Rinvenuto insediamento di epoca romana in Fvg

Luca Marsi·
Nel Comune di Cordovado, in località Belvedere, in uno dei sondaggi archeologici eseguiti nell’ambito della procedura di Verifica preventiva di interesse archeologico per la realizzazione del Metanodotto Mestre-Trieste Rifacimento tratto Silea-Gonars DN400 (16”) DP 75 bar ed opere connesse - Lotto 2 di SNAM RETE GAS Spa, sono emerse, a una profondità di 1,70m dall’attuale piano di campagna, le prime evidenze archeologiche di quello che può essere definito un ritrovamento eccezionale nella zona.  
 
Dal rinvenimento a oggi le indagini archeologiche di approfondimento sono proseguite in alternanza con le esigenze di lavorazioni del cantiere per la posa del metanodotto di SNAM RETE GAS, ad opera della ditta DENYS NV.  
 
Gli scavi archeologici sotto la direzione scientifica della dott.ssa Serena Di Tonto della Soprintendenza Archeologia, Belle Arti e Paesaggio del Friuli Venezia Giulia sono eseguiti dalla società ARCHEO.KUN Srl di Parma con un team di professionisti.  
 
 
 
Il sito è stato delimitato lungo l’asse scavo del metanodotto per una lunghezza totale di 200m, dei quali una porzione di ca. 100m appare interessata dalla presenza di resti strutturali di un insediamento di età romana.  
 
Per preservare i resti dell’insediamento e permetterne lo scavo in estensione è stata valutata con la Committenza e la Ditta esecutrice una variante al percorso del metanodotto, che è stato interrato ad una quota maggiore di quella prevista da progetto, attraverso la tecnica della trivellazione.

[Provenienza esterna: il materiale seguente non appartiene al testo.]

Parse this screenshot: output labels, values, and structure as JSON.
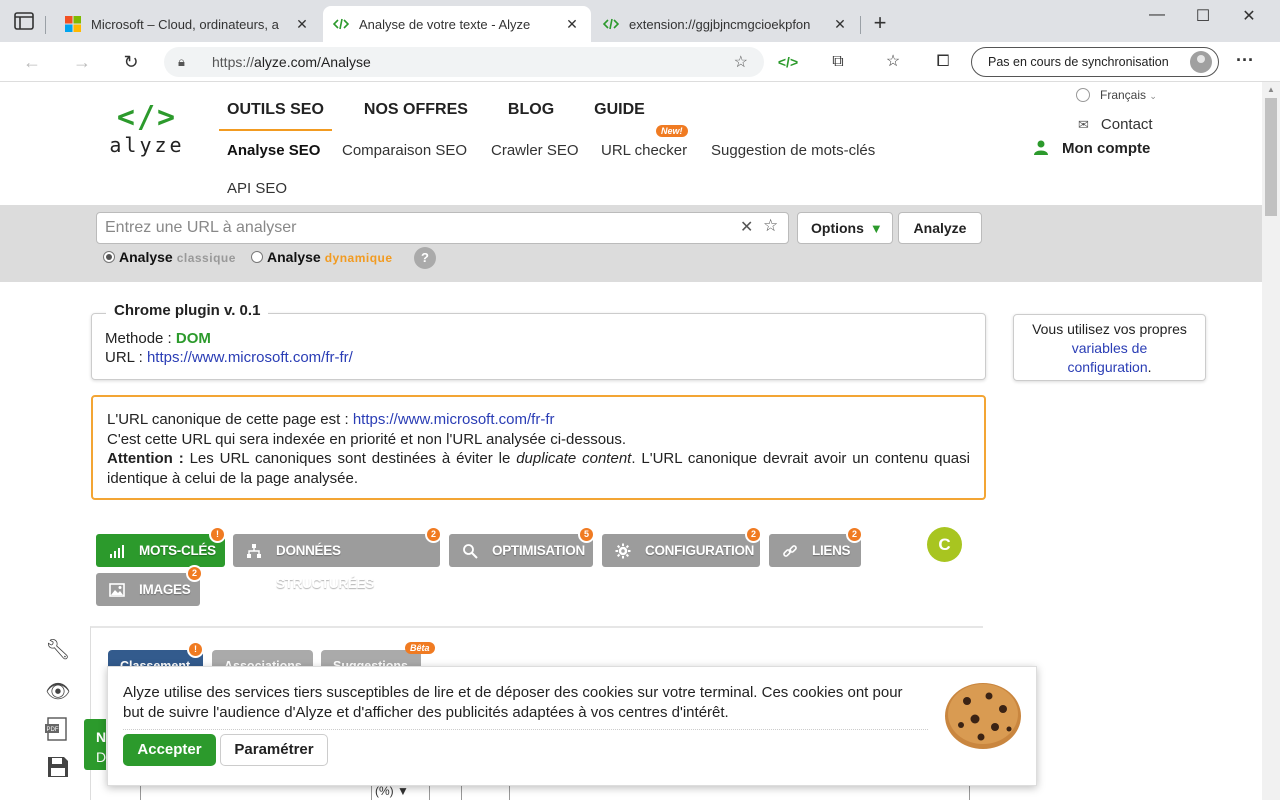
{
  "browser": {
    "tabs": [
      {
        "title": "Microsoft – Cloud, ordinateurs, a",
        "favicon": "microsoft-logo"
      },
      {
        "title": "Analyse de votre texte - Alyze",
        "favicon": "code-icon"
      },
      {
        "title": "extension://ggjbjncmgcioekpfon",
        "favicon": "code-icon"
      }
    ],
    "url_scheme": "https://",
    "url_rest": "alyze.com/Analyse",
    "sync_label": "Pas en cours de synchronisation"
  },
  "site": {
    "logo_symbol": "</>",
    "logo_word": "alyze",
    "nav": [
      "OUTILS SEO",
      "NOS OFFRES",
      "BLOG",
      "GUIDE"
    ],
    "subnav": [
      "Analyse SEO",
      "Comparaison SEO",
      "Crawler SEO",
      "URL checker",
      "Suggestion de mots-clés",
      "API SEO"
    ],
    "new_badge": "New!",
    "language": "Français",
    "contact": "Contact",
    "account": "Mon compte"
  },
  "search": {
    "placeholder": "Entrez une URL à analyser",
    "options_label": "Options",
    "analyze_label": "Analyze",
    "mode1_bold": "Analyse",
    "mode1_suffix": "classique",
    "mode2_bold": "Analyse",
    "mode2_suffix": "dynamique",
    "help": "?"
  },
  "plugin": {
    "legend": "Chrome plugin v. 0.1",
    "method_label": "Methode : ",
    "method_value": "DOM",
    "url_label": "URL : ",
    "url_value": "https://www.microsoft.com/fr-fr/"
  },
  "sidebox": {
    "text_before": "Vous utilisez vos propres",
    "link": "variables de configuration",
    "text_after": "."
  },
  "canonical": {
    "line1": "L'URL canonique de cette page est : ",
    "url": "https://www.microsoft.com/fr-fr",
    "line2": "C'est cette URL qui sera indexée en priorité et non l'URL analysée ci-dessous.",
    "attention_label": "Attention :",
    "attention_text1": " Les URL canoniques sont destinées à éviter le ",
    "attention_em": "duplicate content",
    "attention_text2": ". L'URL canonique devrait avoir un contenu quasi identique à celui de la page analysée."
  },
  "categories": [
    {
      "label": "MOTS-CLÉS",
      "count": "!",
      "color": "#2c9a2c"
    },
    {
      "label": "DONNÉES STRUCTURÉES",
      "count": "2",
      "color": "#9c9c9c"
    },
    {
      "label": "OPTIMISATION",
      "count": "5",
      "color": "#9c9c9c"
    },
    {
      "label": "CONFIGURATION",
      "count": "2",
      "color": "#9c9c9c"
    },
    {
      "label": "LIENS",
      "count": "2",
      "color": "#9c9c9c"
    },
    {
      "label": "IMAGES",
      "count": "2",
      "color": "#9c9c9c"
    }
  ],
  "grade": "C",
  "subtabs": [
    {
      "label": "Classement",
      "badge": "!"
    },
    {
      "label": "Associations",
      "badge": ""
    },
    {
      "label": "Suggestions",
      "badge": "Bêta"
    }
  ],
  "left_flag": {
    "l1": "N",
    "l2": "D"
  },
  "table_peek": "(%) ▼",
  "cookie": {
    "text": "Alyze utilise des services tiers susceptibles de lire et de déposer des cookies sur votre terminal. Ces cookies ont pour but de suivre l'audience d'Alyze et d'afficher des publicités adaptées à vos centres d'intérêt.",
    "accept": "Accepter",
    "settings": "Paramétrer"
  },
  "colors": {
    "brand_green": "#2c9a2c",
    "accent_orange": "#f29b21",
    "link_blue": "#2a3db5"
  }
}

Dopo la messa in opera delle tubature si è potuto pertanto procedere allo scavo in estensione dell’insediamento individuato.  
 
Sono stati evidenziati nell’area i limiti di due strutture e di un tracciato viario presente tra le due. 
 
Di una delle due strutture, rinvenuta nella porzione occidentale dell’area indagata, è stato individuato un unico ambiente con una pavimentazione in tessere di laterizio e strutture murarie a livello di fondazione.  
 
La struttura più orientale, invece, risulta più articolata, e sono stati messi in luce tre ambienti e un’area esterna, con piani pavimentali in ghiaia e frammenti laterizi e strutture murarie dall’elevato più considerevole. 
 
Tra le due strutture è stato identificato un piano lastricato, con orientamento est –ovest, con solcature di carro ben visibili per buona parte del piano.  
 
La stratigrafia indagata, i materiali raccolti e le tecniche murarie messe in opera per le strutture edilizie permettono di datare il sito tra il I/II sec. d.C. fino al IV secolo d.C.  
 
Al momento le indagini sono ancora in corso per poter meglio definire le caratteristiche dell’intero complesso e per una miglior lettura delle strutture. 
 
Il rinvenimento si presenta come una scoperta archeologica eccezionale oltre che per l’assenza di scavi di contesti analoghi nella zona, anche per gli importanti dati che sta fornendo sulle diverse tecniche edilizie utilizzate, per i materiali restituiti e per lo studio della pianificazione territoriale antica nella zona e la definizione dell’antico corso del fiume Tagliamento in epoca romana.